About

Alejandro del Valle-Lattanzio

Born 1986 in Bogotá, Colombia, he attended the German school in the same city. After interrupting piano studies at the Juan N. Corpas University in Bogotá (teachers: Ludmilla Weber – piano, Jorge Sánchez Zorro – music theory) he traveled to Vienna in 2007, where he studied composition and music theory at the University of Music and Performing Arts with Herbert Lauermann and electroacoustic with Karlheinz Essl.

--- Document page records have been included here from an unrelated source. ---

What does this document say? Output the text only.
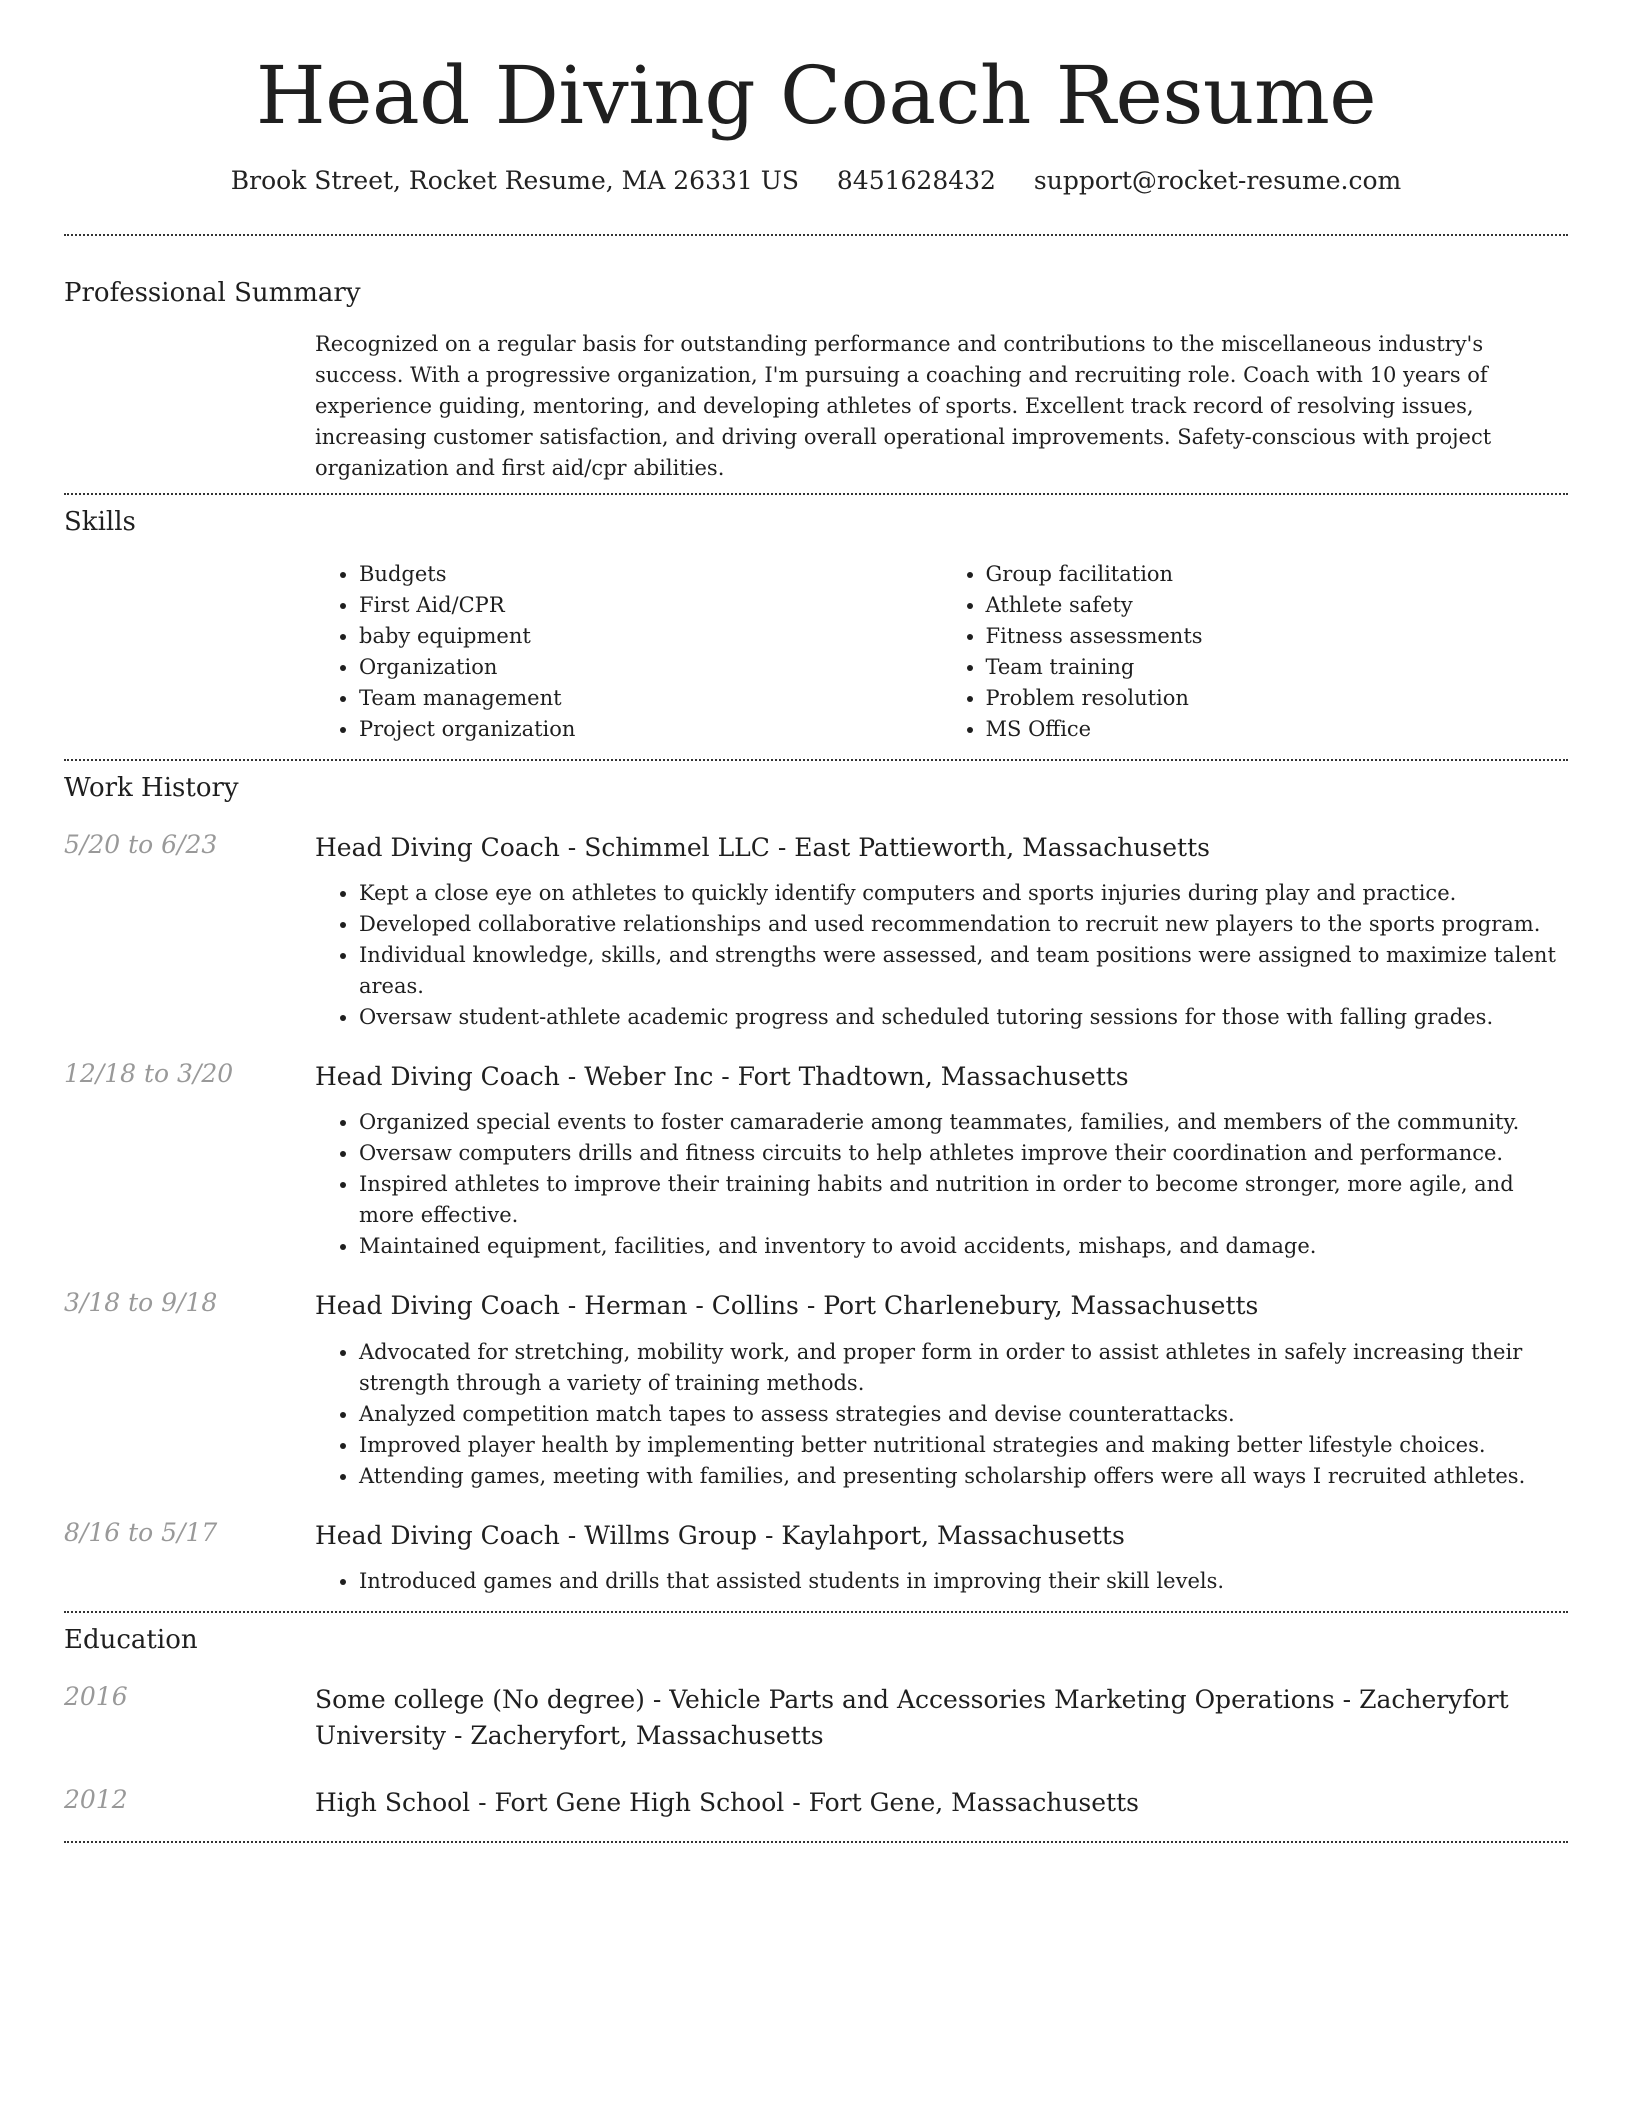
Head Diving Coach Resume
Brook Street, Rocket Resume, MA 26331 US 8451628432 support@rocket-resume.com
Professional Summary

Recognized on a regular basis for outstanding performance and contributions to the miscellaneous industry's success. With a progressive organization, I'm pursuing a coaching and recruiting role. Coach with 10 years of experience guiding, mentoring, and developing athletes of sports. Excellent track record of resolving issues, increasing customer satisfaction, and driving overall operational improvements. Safety-conscious with project organization and first aid/cpr abilities.

Skills
• Budgets
• First Aid/CPR
• baby equipment
• Organization
• Team management
• Project organization
• Group facilitation
• Athlete safety
• Fitness assessments
• Team training
• Problem resolution
• MS Office
Work History
5/20 to 6/23	Head Diving Coach - Schimmel LLC - East Pattieworth, Massachusetts
• Kept a close eye on athletes to quickly identify computers and sports injuries during play and practice.
• Developed collaborative relationships and used recommendation to recruit new players to the sports program.
• Individual knowledge, skills, and strengths were assessed, and team positions were assigned to maximize talent areas.
• Oversaw student-athlete academic progress and scheduled tutoring sessions for those with falling grades.
12/18 to 3/20	Head Diving Coach - Weber Inc - Fort Thadtown, Massachusetts
• Organized special events to foster camaraderie among teammates, families, and members of the community.
• Oversaw computers drills and fitness circuits to help athletes improve their coordination and performance.
• Inspired athletes to improve their training habits and nutrition in order to become stronger, more agile, and more effective.
• Maintained equipment, facilities, and inventory to avoid accidents, mishaps, and damage.
3/18 to 9/18	Head Diving Coach - Herman - Collins - Port Charlenebury, Massachusetts
• Advocated for stretching, mobility work, and proper form in order to assist athletes in safely increasing their strength through a variety of training methods.
• Analyzed competition match tapes to assess strategies and devise counterattacks.
• Improved player health by implementing better nutritional strategies and making better lifestyle choices.
• Attending games, meeting with families, and presenting scholarship offers were all ways I recruited athletes.
8/16 to 5/17	Head Diving Coach - Willms Group - Kaylahport, Massachusetts
• Introduced games and drills that assisted students in improving their skill levels.
Education
2016	Some college (No degree) - Vehicle Parts and Accessories Marketing Operations - Zacheryfort University - Zacheryfort, Massachusetts
2012	High School - Fort Gene High School - Fort Gene, Massachusetts
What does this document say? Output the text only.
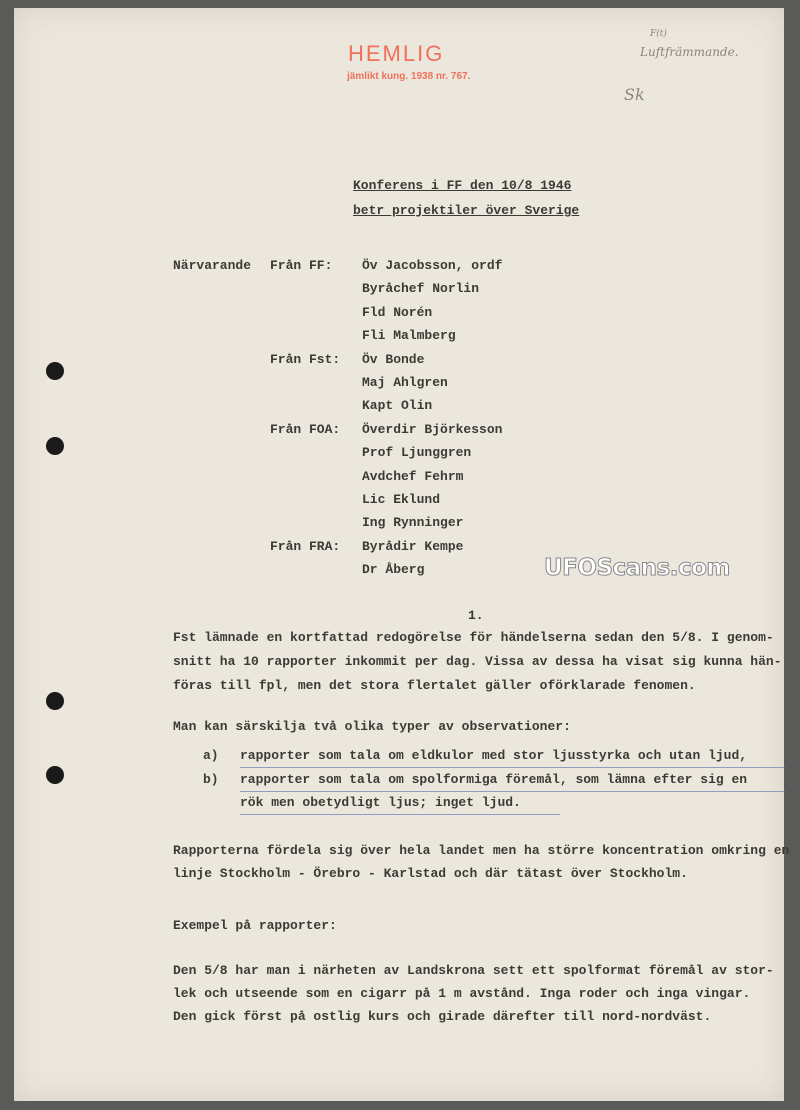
HEMLIG
jämlikt kung. 1938 nr. 767.
F(t)
Luftfrämmande.
Sk
Konferens i FF den 10/8 1946
betr projektiler över Sverige
Närvarande Från FF: Öv Jacobsson, ordf
Byråchef Norlin
Fld Norén
Fli Malmberg
Från Fst: Öv Bonde
Maj Ahlgren
Kapt Olin
Från FOA: Överdir Björkesson
Prof Ljunggren
Avdchef Fehrm
Lic Eklund
Ing Rynninger
Från FRA: Byrådir Kempe
Dr Åberg	UFOScans.com
1.
Fst lämnade en kortfattad redogörelse för händelserna sedan den 5/8. I genom-
snitt ha 10 rapporter inkommit per dag. Vissa av dessa ha visat sig kunna hän-
föras till fpl, men det stora flertalet gäller oförklarade fenomen.
Man kan särskilja två olika typer av observationer:
a) rapporter som tala om eldkulor med stor ljusstyrka och utan ljud,
b) rapporter som tala om spolformiga föremål, som lämna efter sig en
rök men obetydligt ljus; inget ljud.
Rapporterna fördela sig över hela landet men ha större koncentration omkring en
linje Stockholm - Örebro - Karlstad och där tätast över Stockholm.
Exempel på rapporter:
Den 5/8 har man i närheten av Landskrona sett ett spolformat föremål av stor-
lek och utseende som en cigarr på 1 m avstånd. Inga roder och inga vingar.
Den gick först på ostlig kurs och girade därefter till nord-nordväst.
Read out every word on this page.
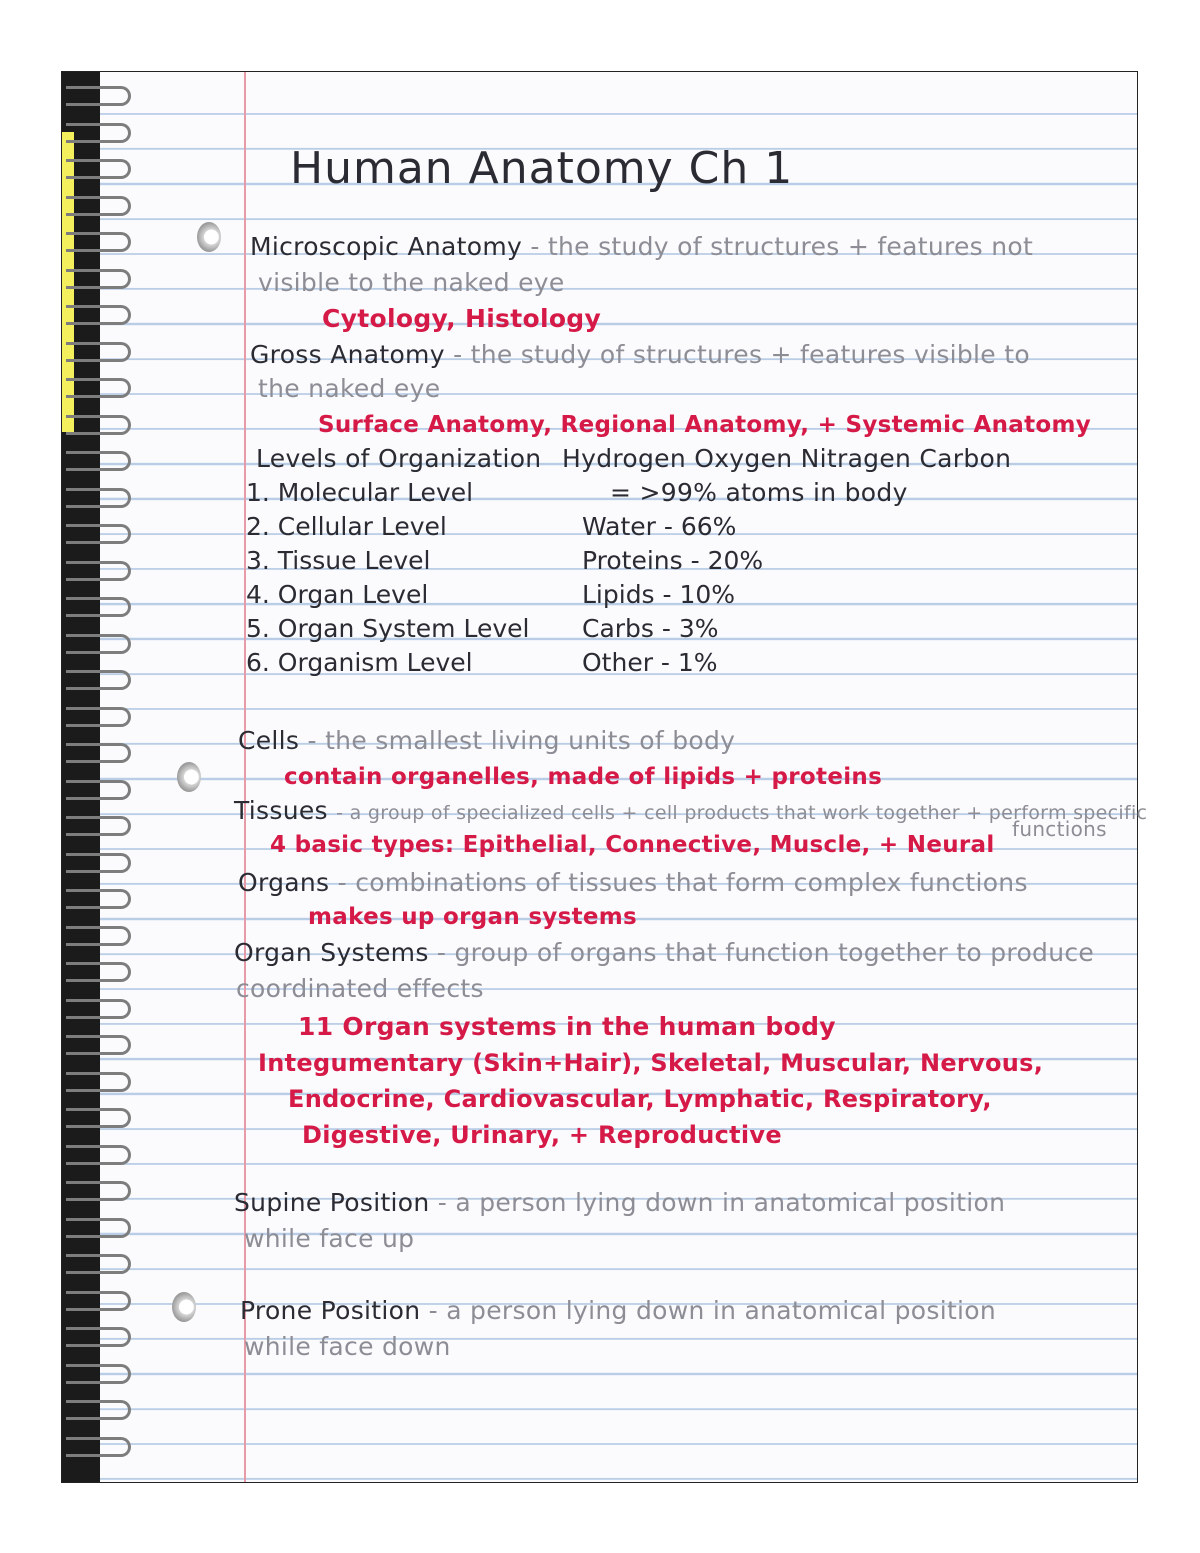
Human Anatomy Ch 1
Microscopic Anatomy - the study of structures + features not
visible to the naked eye
Cytology, Histology
Gross Anatomy - the study of structures + features visible to
the naked eye
Surface Anatomy, Regional Anatomy, + Systemic Anatomy
Levels of Organization Hydrogen Oxygen Nitragen Carbon
= >99% atoms in body
1. Molecular Level
2. Cellular Level
3. Tissue Level
4. Organ Level
5. Organ System Level
6. Organism Level
Water - 66%
Proteins - 20%
Lipids - 10%
Carbs - 3%
Other - 1%
Cells - the smallest living units of body
contain organelles, made of lipids + proteins
Tissues - a group of specialized cells + cell products that work together + perform specific
functions
4 basic types: Epithelial, Connective, Muscle, + Neural
Organs - combinations of tissues that form complex functions
makes up organ systems
Organ Systems - group of organs that function together to produce
coordinated effects
11 Organ systems in the human body
Integumentary (Skin+Hair), Skeletal, Muscular, Nervous,
Endocrine, Cardiovascular, Lymphatic, Respiratory,
Digestive, Urinary, + Reproductive
Supine Position - a person lying down in anatomical position
while face up
Prone Position - a person lying down in anatomical position
while face down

Since then he has been working as a freelance composer in Vienna. His music includes various chamber music formats, solo, multimedial, symphonic and vocal works as well as film music. Two pieces are published by the Universal Edition. He was chosen for the composer-conductor workshop „Ink still wet“ where he conducted his piece for orchestra „Musikmärchen“ with the Tonkünstler Orchester in Lower Austria. He received several prizes and composition commissions such as: Theodor Körner Prize (2012), composition prize of the Young Talent Competition of the German Society for Musical Theory (2012), „Towards the next 100 years“ from the Konzerthaus, Vienna (2012), Ö1 Composition Prize (2013) INÖK / Allegro Vivo (2016) and Jenö Takács Composition Prize (2016).

Statement:

Musical sensibility permeates every aspect of life. It is the way of being, beginning with inner singing and unfolding into countless forms of musical expression. Composing is one of them, and certainly one of my favorites.

The elements of music are simple, yet they carry infinite potential of moving in cycles of complication and simplification. They follow the same mysterious principles as creation itself, which never ceases to variate. As long as being exists, music will not be forgotten.

Our task is to carry forward the understanding that music exists for its own sake—for the glory of God—and as a gift that brings light into our worldly lives. ADVL

Der Sänger muß den prometheischen Weg, den die Menschheit genommen hat, zurückverfolgen, bis er wieder angelangt ist bei seinem alten Gott, der ihm die Stimme gab.